Interview with Nadia Kazmi

Nadia Kazmi

By Gia Vescovi-Chiordi

Earnest, imaginative and relatable without being overwrought, Nadia Kazmi is a compelling blues-infused indie rock artist with a knack for imagery and a lean attack on what it means to be a female on the music scene. Incorporating genres that reach far beyond the tropes of the safe musician, with a recently released EP on the table and a full length album in the works for 2016, Nadia took a moment to chat with BoC on matters of music and femme fatales. (She’s also crazy nice!)




Acquaint us with Nadia Kazmi to start – how would you describe your sound using a few choice words?

Nadia: Raw, at times dark, lyrically driven indie rock.

You boast a range that’s both powerful and undeniably lusty – how did you come to refine your vocal style?

Nadia: An organic progression that came from wanting to express the emotions I was trying to convey.

You recently released a seven song EP, Lamb. What was the driving force behind it?

Nadia: I had been playing the songs live for a while and I wanted to get them out in a recorded version for about a year. The songs are a collection of sounds and expressions that came from a rollercoaster of the last couple of years.

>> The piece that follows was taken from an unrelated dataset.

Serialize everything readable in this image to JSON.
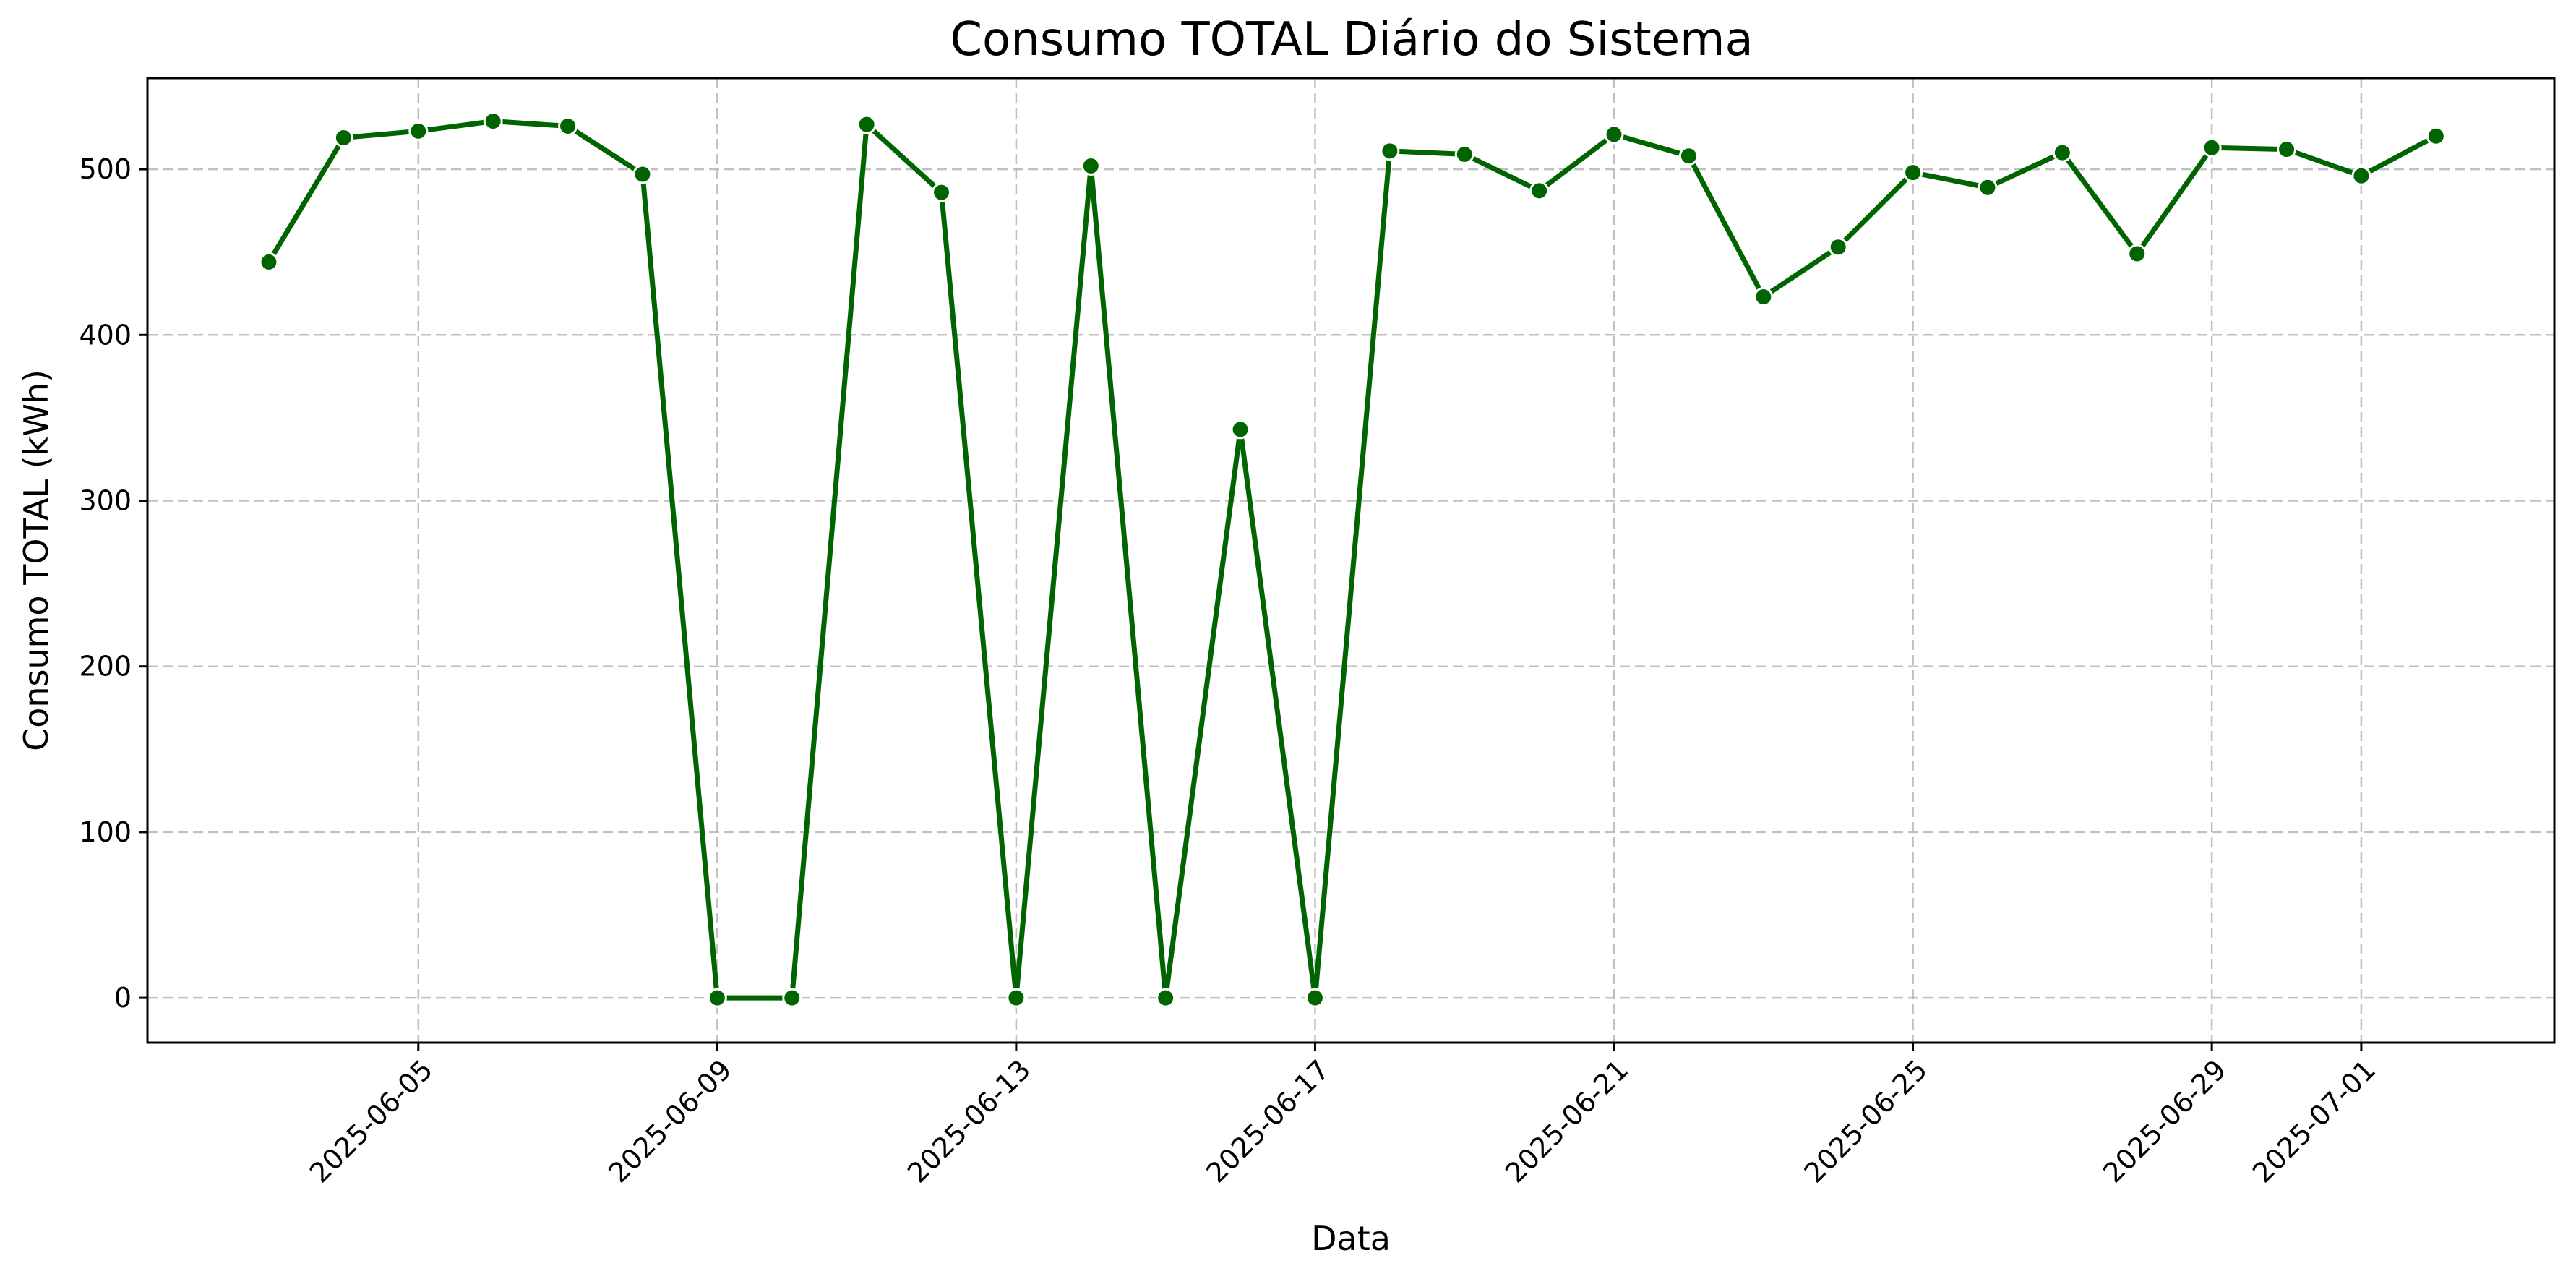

You channel a variety of genres that all share a backbone of raw energy, urgency and colorful lyricism. Did you naturally find yourself leaning toward the robust side of music?

Nadia: Ha. Yes, you could definitely say that. I like that word: robust.

You’re currently working on your third full length album, expected out in 2016 – if someone were to sneak a peek in on the writing or recording process, what might they see?

Nadia: Chaos (just kidding). No, I’d say the process of writing is always cathartic. The reason the songs run the gamut of tempos and emotional moods is that they’re authentic and how I feel in the moment I write the songs. I find recording to be frustrating sometimes, though, as I never feel that the recording process captures the mood perfectly but I’m getting there…

Who or what has been an unexpected influence for you?

Nadia: Not sure what is expected or unexpected, that’s a tough question. I guess anything that is completely visceral is an influence. It’s not always easy for me to tap into but it’s very inspiring to see visceral performers or even everyday people who can express without barriers.

What would you say sets you apart from your peers?

Nadia: I’m not trying to sound like the other bands in the indie scene. A lot of them sound very similar to each other and I think that helps them in booking shows and playing bills together but I don’t think I find it very interesting to go to a lot of those bills because it isn’t memorable.

If you could send your music onto the radiowaves of a decade past, where would you hope it might end up?

Nadia: I guess the decade of the 70s would be pretty cool. Music genres were more open and artists didn’t seem as boxed in or defined by industry categories.

When you take the stage, what’s the feeling you want your fans to walk away with?

Nadia: I want them to be rapt! Ha. I actually do want people to listen closely to the words and walk away with stories, emotions and a feeling of that moment in time. A woman at my Ottawa concert (one of the better nights) came up to me afterwards and said the concert was “a moment” and everyone could feel it. That was pretty great because that’s what I want from every concert I attend and I hope to give that to the audience, not with gimmicks or props or strange things but with the moment we share with each other for that 1 hour. It hasn’t been easy for me to get to the point where I feel I am supplying that because I used to suffer from stage fright and had to get past those blocks to get there.

If you had to channel any femme fatale, living or dead, who would it be?

Nadia: I’ve always loved Ava Gardner who played great femme fatales. But I’d say Gilda because she was played by the fabulous Rita Hayworth and had a wonderfully rebellious nature defying what was expected of women by society in that era, plus Gilda was a singer

What’s next for Nadia Kazmi?

Nadia: Well, the new album of course in 2016 I’ve started recording but finances influence recording processes more than I would like! A short tour in the spring and then a bigger tour in the fall of 2016 is slated.